Nous avons remarqué tout à l’heure que le siège de la lésion qui produit l’aphasie peut en modifier profondément la physionomie et faire apparaître des complications spéciales. C’est là une étude toute récente ; il n’y a pas dix ans qu’on l’a entreprise, et les résultats qu’on a déjà obtenus sont extrêmement curieux ; je voudrais montrer en quoi ils intéressent la psychologie d’une manière spéciale.

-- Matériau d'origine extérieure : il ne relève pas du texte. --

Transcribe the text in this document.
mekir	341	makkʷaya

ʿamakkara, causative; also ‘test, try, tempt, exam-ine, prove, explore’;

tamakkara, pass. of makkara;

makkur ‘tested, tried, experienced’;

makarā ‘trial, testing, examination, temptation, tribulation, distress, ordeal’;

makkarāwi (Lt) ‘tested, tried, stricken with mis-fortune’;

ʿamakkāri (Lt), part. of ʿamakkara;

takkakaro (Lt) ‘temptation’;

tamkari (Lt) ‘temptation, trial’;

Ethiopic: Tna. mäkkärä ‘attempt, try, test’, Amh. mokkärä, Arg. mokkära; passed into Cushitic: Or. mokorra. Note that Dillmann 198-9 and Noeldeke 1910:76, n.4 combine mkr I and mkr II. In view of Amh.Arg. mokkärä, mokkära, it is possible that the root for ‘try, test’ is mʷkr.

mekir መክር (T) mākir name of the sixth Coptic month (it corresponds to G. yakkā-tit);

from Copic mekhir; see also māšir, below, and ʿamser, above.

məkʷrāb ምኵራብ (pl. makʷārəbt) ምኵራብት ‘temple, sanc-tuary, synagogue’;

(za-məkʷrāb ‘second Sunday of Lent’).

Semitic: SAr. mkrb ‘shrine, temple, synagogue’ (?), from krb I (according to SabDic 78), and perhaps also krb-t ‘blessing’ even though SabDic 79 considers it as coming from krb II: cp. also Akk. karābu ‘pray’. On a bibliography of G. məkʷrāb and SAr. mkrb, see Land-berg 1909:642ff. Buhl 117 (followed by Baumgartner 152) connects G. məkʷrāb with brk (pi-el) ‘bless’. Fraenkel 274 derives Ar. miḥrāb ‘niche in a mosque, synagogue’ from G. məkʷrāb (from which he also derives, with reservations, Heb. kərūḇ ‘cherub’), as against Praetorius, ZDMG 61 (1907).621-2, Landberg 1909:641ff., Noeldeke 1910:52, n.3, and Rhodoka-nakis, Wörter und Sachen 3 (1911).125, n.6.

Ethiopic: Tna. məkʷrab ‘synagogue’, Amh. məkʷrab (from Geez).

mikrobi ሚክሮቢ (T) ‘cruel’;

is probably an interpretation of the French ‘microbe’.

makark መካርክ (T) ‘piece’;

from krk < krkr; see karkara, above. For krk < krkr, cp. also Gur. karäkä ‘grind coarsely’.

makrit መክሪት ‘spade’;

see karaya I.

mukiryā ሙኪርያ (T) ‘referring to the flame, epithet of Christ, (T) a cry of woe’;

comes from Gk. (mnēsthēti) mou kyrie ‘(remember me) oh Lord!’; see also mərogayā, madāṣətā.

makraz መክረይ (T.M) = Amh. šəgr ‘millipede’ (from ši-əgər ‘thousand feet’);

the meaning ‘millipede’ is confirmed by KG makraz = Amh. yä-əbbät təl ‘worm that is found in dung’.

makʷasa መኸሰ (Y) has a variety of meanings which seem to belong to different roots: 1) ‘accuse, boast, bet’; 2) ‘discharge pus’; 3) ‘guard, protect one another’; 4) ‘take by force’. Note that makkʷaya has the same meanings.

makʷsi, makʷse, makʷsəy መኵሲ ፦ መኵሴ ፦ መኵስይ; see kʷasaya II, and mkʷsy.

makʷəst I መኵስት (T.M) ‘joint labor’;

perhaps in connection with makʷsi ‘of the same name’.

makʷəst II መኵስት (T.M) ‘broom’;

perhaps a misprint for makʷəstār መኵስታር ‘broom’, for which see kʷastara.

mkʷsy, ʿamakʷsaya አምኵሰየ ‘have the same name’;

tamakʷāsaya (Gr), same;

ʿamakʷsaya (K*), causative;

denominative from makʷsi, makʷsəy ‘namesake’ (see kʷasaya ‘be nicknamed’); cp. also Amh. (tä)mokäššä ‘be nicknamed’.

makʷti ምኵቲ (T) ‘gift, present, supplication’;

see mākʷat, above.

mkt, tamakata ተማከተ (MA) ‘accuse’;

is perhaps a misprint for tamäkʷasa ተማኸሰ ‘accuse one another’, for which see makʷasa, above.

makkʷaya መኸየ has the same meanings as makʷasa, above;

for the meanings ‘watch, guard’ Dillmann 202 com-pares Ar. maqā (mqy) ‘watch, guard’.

Les recherches que nous faisons sur les états de conscience nous amènent à constater deux ordres de phénomènes primordiaux dans l’intelligence : des images et des associations. D’autre part, les études que les anatomistes poursuivent à l’aide du microscope et des réactifs sur la structure interne des centres nerveux leur montrent que ces centres sont composés de deux élémens principaux : des cellules et des fibres. Le parallèle entre ces deux ordres de résultats est trop facile à établir pour qu’on l’ait négligé, et grâce à ce parallèle on a cherché à pénétrer dans le mécanisme intime de la substance nerveuse. Je crois qu’on n’a encore trouvé que des hypothèses, et que jusqu’ici les hypothèses faites restent invérifiables ; ces études sont difficiles, pleines d’écueils ; et tel résultat anatomique paraît très simple à interpréter pour un psychologue, tandis que l’histologiste le trouve enveloppé d’obscurité. On doit donc accueillir avec empressement toutes les lumières nouvelles que les études de psychologie sont susceptibles d’apporter. Il faut, ce nous semble, compter sur l’aphasie. Les altérations cérébrales qui produisent ce symptôme présentent cet intérêt qu’elles frappent, dans certains cas, les centres nerveux eux-mêmes, situés dans l’écorce grise du cerveau, et dans d’autres cas, les fibres qui sont placées au-dessous de ces centres et y aboutissent. Il y a donc tantôt lésion isolée des cellules, tantôt lésion isolée des fibres. L’étude comparative des effets psychologiques produits par ces deux espèces de lésions mérite donc un examen attentif ; elle promet beaucoup.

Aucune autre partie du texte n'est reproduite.